The troublesome divorce between Standard and the county, officially enacted on February 20, is already at a significant cost to Jenkins earlier this month to approve lawmakers of borrowing bonds up to $36 million.
He said lawmakers should act quickly, so the county avoids paying 18% interest, which begins 90 days after the era of division. April 17th Note First reported According to Journal News.
Tens of millions of dollars are owed under the deals that both parties had, with the standard invested in almost century old parks, according to the Post.
Nonna said it borrows the $12 million to $21 million standard if the county determines it is liable for the contract that fell apart during arbitration hearings later this year.
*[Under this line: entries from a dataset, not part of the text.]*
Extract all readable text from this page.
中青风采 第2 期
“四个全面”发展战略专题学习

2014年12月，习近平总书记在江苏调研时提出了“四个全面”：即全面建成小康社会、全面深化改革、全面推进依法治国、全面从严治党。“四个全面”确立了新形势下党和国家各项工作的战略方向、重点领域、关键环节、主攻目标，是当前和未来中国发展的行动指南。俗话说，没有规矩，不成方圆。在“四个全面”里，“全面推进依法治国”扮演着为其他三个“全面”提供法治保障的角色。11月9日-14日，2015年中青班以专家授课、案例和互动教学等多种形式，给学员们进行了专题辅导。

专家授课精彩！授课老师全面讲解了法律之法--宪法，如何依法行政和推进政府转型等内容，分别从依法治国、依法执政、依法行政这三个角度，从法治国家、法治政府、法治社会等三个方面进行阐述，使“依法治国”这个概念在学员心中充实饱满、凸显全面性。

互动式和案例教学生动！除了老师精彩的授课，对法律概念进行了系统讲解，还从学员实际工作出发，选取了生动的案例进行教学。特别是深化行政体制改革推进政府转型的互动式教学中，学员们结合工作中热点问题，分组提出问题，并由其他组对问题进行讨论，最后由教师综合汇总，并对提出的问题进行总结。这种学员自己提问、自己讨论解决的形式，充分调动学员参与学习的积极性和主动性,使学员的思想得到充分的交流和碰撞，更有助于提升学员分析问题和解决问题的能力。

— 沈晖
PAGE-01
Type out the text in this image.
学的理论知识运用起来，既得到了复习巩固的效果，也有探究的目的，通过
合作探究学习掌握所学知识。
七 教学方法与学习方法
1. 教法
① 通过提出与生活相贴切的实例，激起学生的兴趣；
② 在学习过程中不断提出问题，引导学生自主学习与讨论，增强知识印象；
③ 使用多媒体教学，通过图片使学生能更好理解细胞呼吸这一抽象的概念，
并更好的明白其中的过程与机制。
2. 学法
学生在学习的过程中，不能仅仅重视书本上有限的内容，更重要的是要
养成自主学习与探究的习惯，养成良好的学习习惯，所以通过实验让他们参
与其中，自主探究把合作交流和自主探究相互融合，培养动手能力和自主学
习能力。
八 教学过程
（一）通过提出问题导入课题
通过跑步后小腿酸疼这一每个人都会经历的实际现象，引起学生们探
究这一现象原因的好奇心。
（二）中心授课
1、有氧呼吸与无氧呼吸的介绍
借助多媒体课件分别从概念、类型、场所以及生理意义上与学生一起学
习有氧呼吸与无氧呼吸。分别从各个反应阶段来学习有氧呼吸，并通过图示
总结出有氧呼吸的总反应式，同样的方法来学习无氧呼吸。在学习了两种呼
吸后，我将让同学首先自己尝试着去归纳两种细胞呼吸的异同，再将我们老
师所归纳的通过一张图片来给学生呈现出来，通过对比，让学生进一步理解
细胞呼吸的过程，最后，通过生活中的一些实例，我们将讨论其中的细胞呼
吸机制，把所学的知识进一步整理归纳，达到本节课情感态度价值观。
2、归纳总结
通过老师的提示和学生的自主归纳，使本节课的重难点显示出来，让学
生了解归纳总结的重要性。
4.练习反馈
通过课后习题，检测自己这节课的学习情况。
“I don’t think we’re the default,” he said.
However, the lawyer added that the operator would try to reclaim some money during the arbitration by claiming that the operator was unable to maintain the entertainment vehicle. It’s not clear how much money you’ll have.
Jenkins and his predecessor, current Rep. George Latimer, have long denounced the public-private contracts signed by former county executive Rob Astorino. When Latimer first took office in 2018, he tried to retreat from the agreement, leading to a long and costly court battle.
Standard Amusements said it dropped Playland earlier this year and claimed it was not complying with its contractual obligation to provide funding and complete renovations.
Jenkins counters that the county has poured around $150 million into park upgrades in recent years.